Im Wesentlichen ist "World Control" ein Mix aus Monopoly und Risiko, und das auch noch auf politisch. Klingt kompliziert, ist es auch. Die Kurzfassung: Der Homo sapiens ist tot, der Homo ludens schachert in Gestalt einzelner Milliardäre um das Schicksal der Welt. Was für große Verlage wie Piatnik wahrscheinlich schon ein Ausschlusskriterium wäre, ist für Antunic der springende Punkt: "Ich bin überzeugt davon, dass immer mehr Leute nach Komplexität und Tiefgründigkeit suchen." Auch oder gerade beim Spielen. Darin liegt wohl der große Unterschied zwischen massentauglichen Gesellschaftsspielen und Independent-Werken für anspruchsvolleres Publikum – leicht verdaulicher Mainstream-Pop versus Free Jazz, der sich nur jenen offenbart, die bereit sind, sich schon auch ein wenig dafür zu martern.

Homepartys

Ob aufwendiges Liebhaberspiel oder Mensch-ärgere-dich-nicht, Dungeons and Dragons oder Schere Stein Papier – gespielt wird jedenfalls nach wie vor. Und das längst nicht mehr nur zuhause, um die Kinder für ein paar Momente des Hütchen schiebenden Adrenalinrausches zu beschäftigen, sondern auch in aller Öffentlichkeit. Neben der SpielBar im Achten ist auch das Brot & Spiele ums Eck beliebte Anlaufstelle für Gesellschaftszocker. Gerade berät Mitarbeiter Andreas Puff ein junges Paar vor dem eng gefüllten Spieleregal hinter der Bar. Während die beiden sich noch nicht so recht für ein Spiel entscheiden können, ist eine Frauenrunde auf der anderen Seite der Bar in "Cards Against Humanity" vertieft, am gegenüber stehenden Tisch macht sich eine größere Gruppe gerade für ein Brettspiel bereit. 150 Mal Spaß in Schachteln gibt es hier zum Ausborgen vor Ort, darunter altbekannte Klassiker. "Activity geht immer, weil es niemand mehr erklären muss.
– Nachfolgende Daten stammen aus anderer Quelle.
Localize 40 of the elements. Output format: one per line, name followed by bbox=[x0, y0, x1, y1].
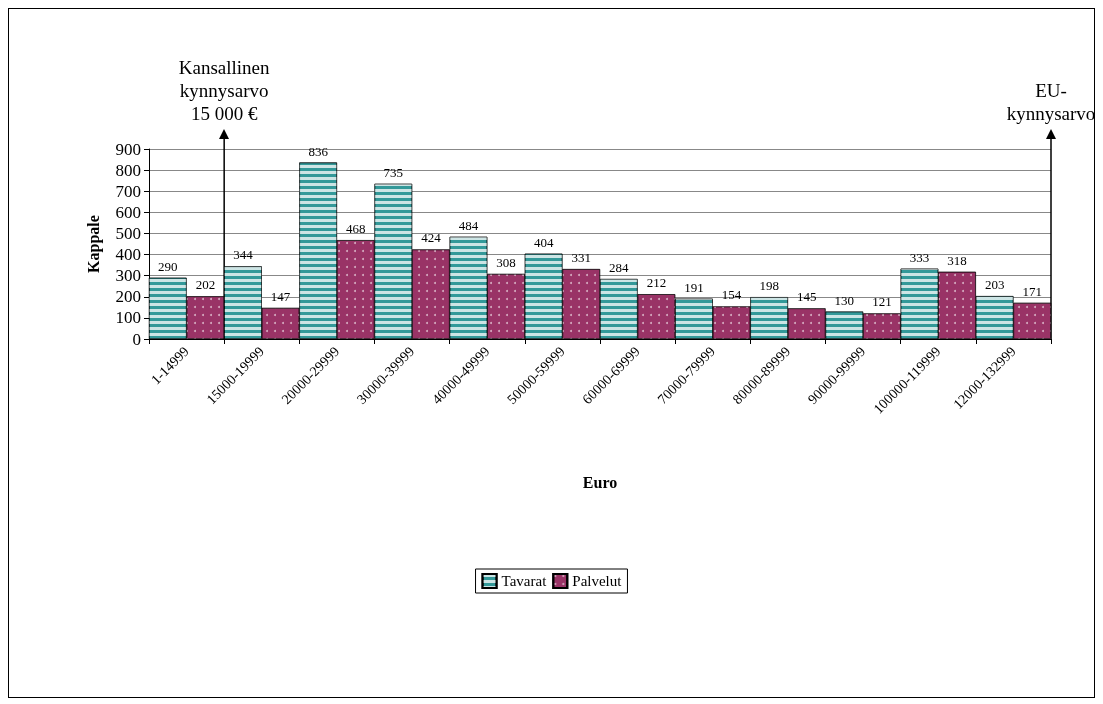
y-tick-label: 500 bbox=[115, 223, 141, 243]
y-tick-label: 100 bbox=[115, 308, 141, 328]
y-tick-label: 200 bbox=[115, 287, 141, 307]
data-label: 171 bbox=[1022, 283, 1042, 299]
data-label: 290 bbox=[158, 258, 178, 274]
legend-label: Palvelut bbox=[572, 573, 623, 589]
legend-label: Tavarat bbox=[501, 573, 548, 589]
data-label: 424 bbox=[421, 230, 442, 246]
ref-line-label: Kansallinen kynnysarvo 15 000 € bbox=[178, 57, 271, 124]
data-label: 284 bbox=[609, 260, 630, 276]
data-label: 202 bbox=[195, 277, 216, 293]
data-label: 308 bbox=[496, 254, 516, 270]
y-tick-label: 800 bbox=[115, 160, 141, 180]
data-label: 344 bbox=[233, 247, 254, 263]
data-label: 484 bbox=[458, 217, 479, 233]
data-label: 145 bbox=[796, 289, 817, 305]
y-tick-label: 600 bbox=[115, 202, 141, 222]
data-label: 404 bbox=[533, 234, 554, 250]
ref-line-label: EU- kynnysarvo bbox=[1006, 80, 1096, 124]
data-label: 212 bbox=[646, 275, 667, 291]
data-label: 121 bbox=[872, 294, 892, 310]
data-label: 468 bbox=[345, 221, 366, 237]
data-label: 147 bbox=[270, 288, 291, 304]
data-label: 154 bbox=[721, 287, 742, 303]
data-label: 836 bbox=[308, 143, 329, 159]
data-label: 191 bbox=[684, 279, 704, 295]
y-tick-label: 400 bbox=[115, 245, 141, 265]
data-label: 318 bbox=[947, 252, 967, 268]
data-label: 130 bbox=[834, 292, 855, 308]
y-tick-label: 900 bbox=[115, 139, 141, 159]
data-label: 203 bbox=[984, 277, 1005, 293]
data-label: 735 bbox=[383, 164, 404, 180]
data-label: 333 bbox=[909, 249, 930, 265]
y-axis-title: Kappale bbox=[84, 215, 103, 273]
data-label: 331 bbox=[571, 250, 591, 266]
data-label: 198 bbox=[759, 278, 779, 294]
y-tick-label: 0 bbox=[132, 329, 141, 349]
y-tick-label: 700 bbox=[115, 181, 141, 201]
y-tick-label: 300 bbox=[115, 266, 141, 286]
x-axis-title: Euro bbox=[582, 473, 618, 491]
Alle haben das mindestens schon einmal gespielt", sagt Puff. Und auch Risiko gefährdet nach wie vor regelmäßig Freundschaften.
Neben den üblichen Dauerbrennern gibt es aber auch Trends: "In letzter Zeit sind gruppendynamische Spiele sehr beliebt", meint Puff. Werwolf wäre so eines, wenn auch schon etwas älter – es ist vom Zeitvertreib in Schulbussen längst zur letzten Stimmungsrettung auf einschlafenden Homepartys geworden. Vielleicht liegt das aber auch daran, dass seine ursprüngliche Zielgruppe im Schulbus nichts mehr zu suchen hat. Wer spielt, lässt sich jedoch kaum auf ein Alter einschränken, außer natürlich in der Spielanleitung. Auch wenn das Brot & Spiele als typisches Studentenlokal gilt, sitzen hier längst nicht mehr nur Frühzwanziger, um sich von der stressigen Prüfungszeit abzulenken, im Gegenteil: Sowohl jüngere als auch ältere Gäste kommen immer öfter. Und das, obwohl man dem Homo digitalis doch ein Dauerverschmelzen mit dem Bildschirm vorwirft. "Ich denke, die Leute haben im Beruf schon so viel mit Computern zu tun, dass die Freizeit nicht auch noch voll davon sein muss. Man sucht wieder stärker nach Möglichkeiten der analogen Unterhaltung", sagt Puff. Während also tagsüber online kommuniziert wird, sucht man abends wieder den echten Kontakt, ein physisches Gegenüber und teilt Emotionen nicht in Form von Emojis, sondern ärgert sich lieber von Angesicht zu Angesicht über die schlecht gemischten Karten. Eskapismus zurück in die Realität.